During the last Lok Sabha elections, the Aam Aadmi Party was on the backfoot, still trying to defend itself against “bhagoda” charges. One story AAP’s autowallah supporters regularly trotted out during his rallies was how policemen stopped taking bribes when Kejriwal was CM. I heard that story over and over again on the campaign trail. Whether or not it was true, it had become part of urban legend. But that was a story about a general perception. No one shared a story about a particular routinely bribe-taking cop who had suddenly turned over a new leaf. The anecdote Kejriwal shared was about a very particular unnamed official.
This person never asked for money. He did not even seemed receptive to taking any. Everything happened on the daughter’s end. But by using that story to illustrate his theory about how the corrupt were quaking in the new New Delhi, Kejriwal is, in effect, casting a shadow on this man who might have been a perfectly honest official anyway as opposed to one who was now too scared to be dishonest in Kejriwal’s Delhi of a 1000 stings. And that is highly unfair to the official who as far as we can tell simply went by the book.
But the worst thing is the point this story actually underscores is a very different one than the one Kejriwal thinks he is making. India is still very much a land of connections. More than money or fame, the real prized commodity in India remains “connections.” With connections you can get everything in India from something as routine as a learner’s license to school admission to coal blocks. While some rejoiced that the court of law did not spare a superstar like Salman Khan, on that same day his sentence was announced, his connections also ensured that a sessions court stayed open two hours extra to process his interim bail. Now that is real power.

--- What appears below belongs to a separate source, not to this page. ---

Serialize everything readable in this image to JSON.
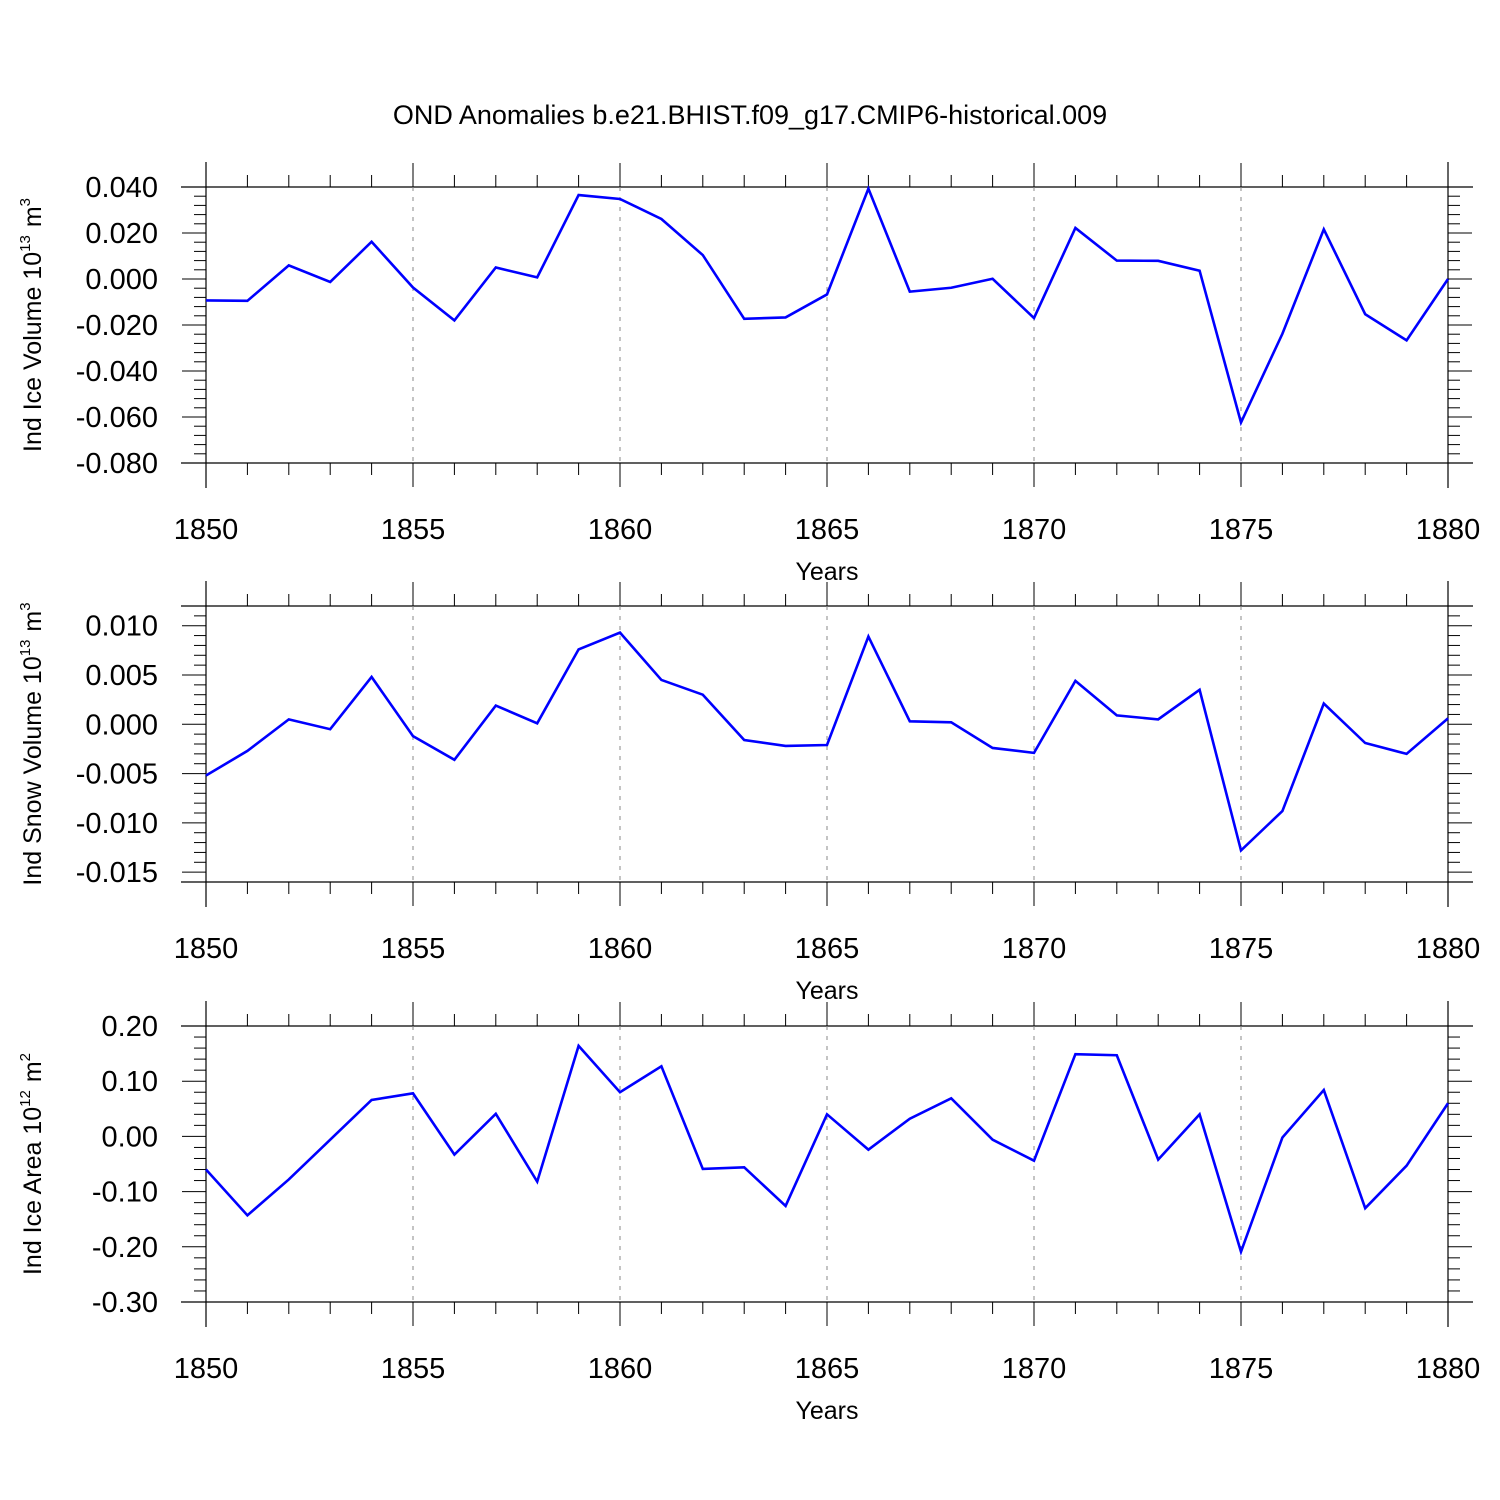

Most of us would feel like fools to self-righteously eschew the privileges of the right connection. We live in a culture of “Do you know who I am?” or its close cousin “Do you know who my father is?” This is a society where queues are for plebians and anything can be fixed if you have the right person just a phone call away. Most of us probably wished that a sessions courts would stay open two hours extra for us as well.
If I had the mayor’s number in my phone would I have been tempted to drop him a call as I cooled my heels in the Kolkata Corporation? When the deputy finally arrived and dismissively glanced at my stack of papers, would a famous surname have changed his demeanour? Or had he already sized me up as inconsequential because I had spent the better part of two hours waiting dutifully for him?
I am glad Kejriwal Jr did not drop her name to get to the head of the line. I am glad Kejriwal Sr did not make a call to have that license processed. That's how it should be and in an ideal world papa doesn't need to preach about it. Corruption might well be on the decline in Delhi but the story he shared does not prove that one way or the other. It just reiterates the enduring power of a famous surname, whether Gandhi or Nehru or now Kejriwal.
Here's what the aam aadmi took away from the story. Without connections you are at the back of the line, knocking futilely at the doors of power, waiting for a babu to appear at his desk. With connections you have “the entire department” processing your learner’s license. Lesson learned.